Was den deutschen Verfassungsrichtern recht ist, ist dann auch für die polnischen Verfassungsrichter billig. So hat das oberste Gericht in Warschau gleich die Keule herausgeholt und weite Teile des EU-Rechts als nicht vereinbar mit der polnischen Verfassung erklärt. Damit legt die PiS-Regierung von Jaroslaw Kaczyński die Axt an die Mitgliedschaft des Landes in der EU. Dieses von der Regierung bestellte Urteil ist die jüngste einer Kette von Provokationen gegen europäische Werte und Regeln.
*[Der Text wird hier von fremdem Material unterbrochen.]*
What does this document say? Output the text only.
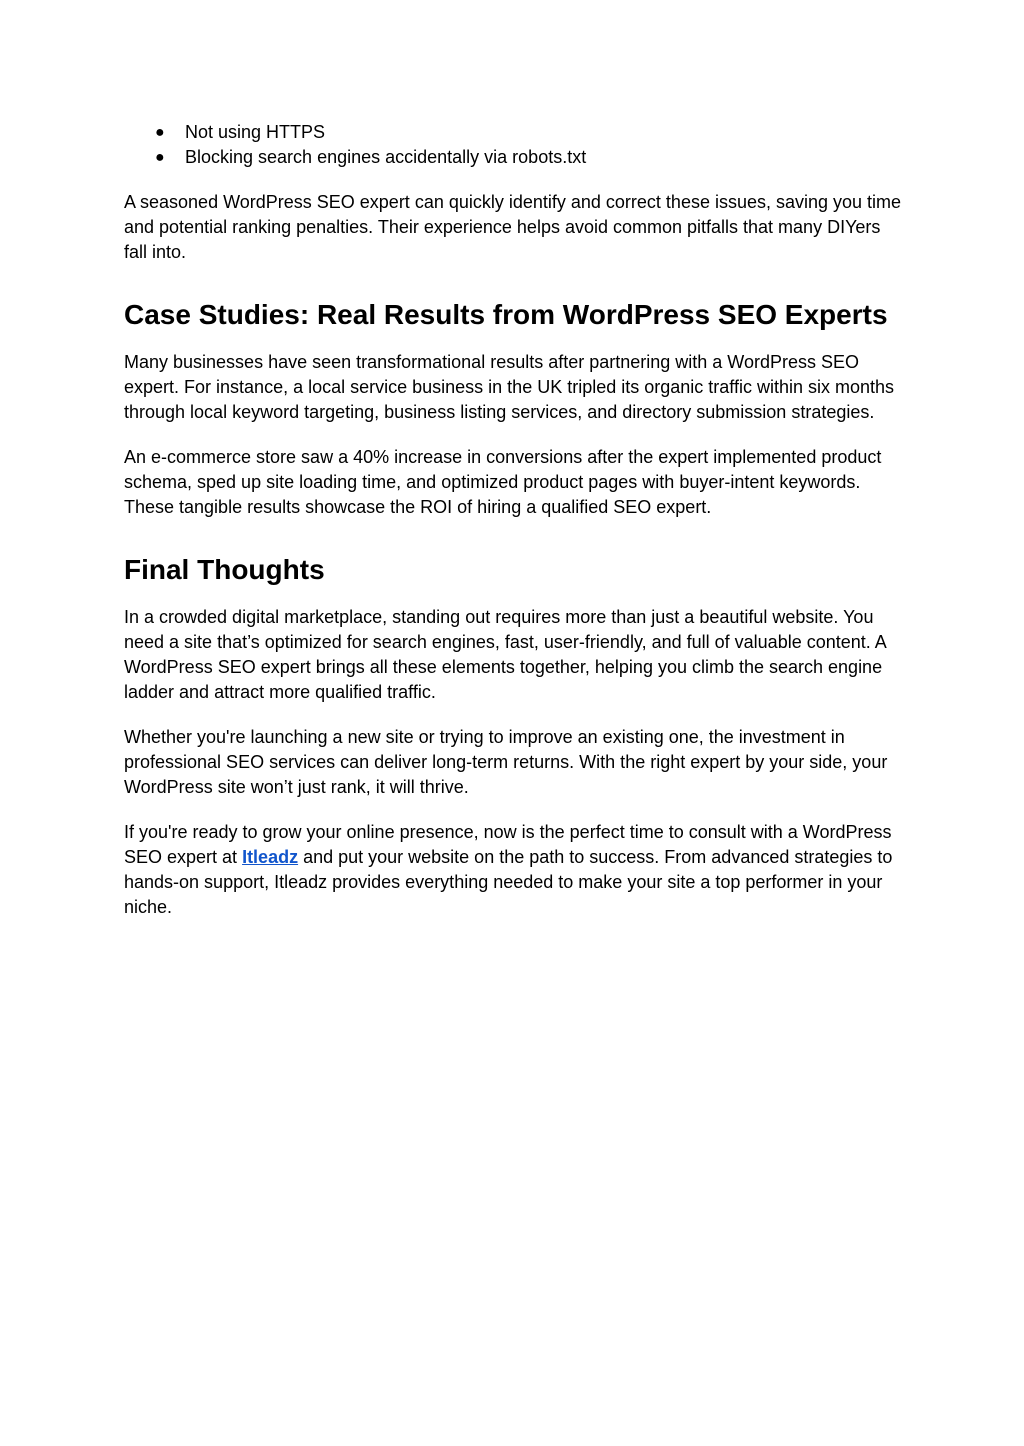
● Not using HTTPS
● Blocking search engines accidentally via robots.txt

A seasoned WordPress SEO expert can quickly identify and correct these issues, saving you time and potential ranking penalties. Their experience helps avoid common pitfalls that many DIYers fall into.

Case Studies: Real Results from WordPress SEO Experts

Many businesses have seen transformational results after partnering with a WordPress SEO expert. For instance, a local service business in the UK tripled its organic traffic within six months through local keyword targeting, business listing services, and directory submission strategies.

An e-commerce store saw a 40% increase in conversions after the expert implemented product schema, sped up site loading time, and optimized product pages with buyer-intent keywords. These tangible results showcase the ROI of hiring a qualified SEO expert.

Final Thoughts

In a crowded digital marketplace, standing out requires more than just a beautiful website. You need a site that’s optimized for search engines, fast, user-friendly, and full of valuable content. A WordPress SEO expert brings all these elements together, helping you climb the search engine ladder and attract more qualified traffic.

Whether you're launching a new site or trying to improve an existing one, the investment in professional SEO services can deliver long-term returns. With the right expert by your side, your WordPress site won’t just rank, it will thrive.

If you're ready to grow your online presence, now is the perfect time to consult with a WordPress SEO expert at Itleadz and put your website on the path to success. From advanced strategies to hands-on support, Itleadz provides everything needed to make your site a top performer in your niche.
Die Unabhängigkeit der Justiz und der Medien sind in Polen nicht mehr garantiert. Die EU muss jetzt handeln, will sie ihre Glaubwürdigkeit nicht aufs Spiel setzen. Von der EU soll nicht profitieren, wer die Spielregeln der EU nicht einhält. Die 57 Milliarden Euro aus dem Corona-Wiederaufbaufonds für Polen müssen auf Eis gelegt und nicht ausgezahlt werden.
Europarecht hat Vorrang vor nationalem Recht
Ähnliches gilt auch für Ungarn, wo Viktor Orbán seit zehn Jahren ein Katz und Maus-Spiel mit den EU-Regeln veranstaltet. Auch dort hilft gutes Zureden nicht mehr. Den Steuerzahlern der anderen Mitgliedstaaten ist nicht zuzumuten, mit ihren Beiträgen illiberale und korrupte Cliquen zu finanzieren. Polen und Ungarn würden heute nicht mehr die Kriterien für die Aufnahme in die EU bestehen.
Auch aus Respekt vor den Ländern, die an die Tür der EU klopfen und auf Herz und Nieren auf ihre Tauglichkeit für die EU-Mitgliedschaft überprüft werden, kann nicht akzeptiert werden, dass einmal drin, Grundregeln über Bord geworfen werden.
Die nächste Feuerprobe kommt schon bald mit den Präsidentschaftswahlen in Frankreich. Manche rechtsnationalen Politiker überbieten sich mit Attacken auf die EU. Die neue Bundesregierung hat neben den Themen der Innenpolitik auch die große Aufgabe, sich intensiv mit den Gefahren für das Auseinanderdriften in der EU zu beschäftigen. Ein Zerbröseln der EU wäre gerade für Deutschland eine ungünstige und schlechte Perspektive.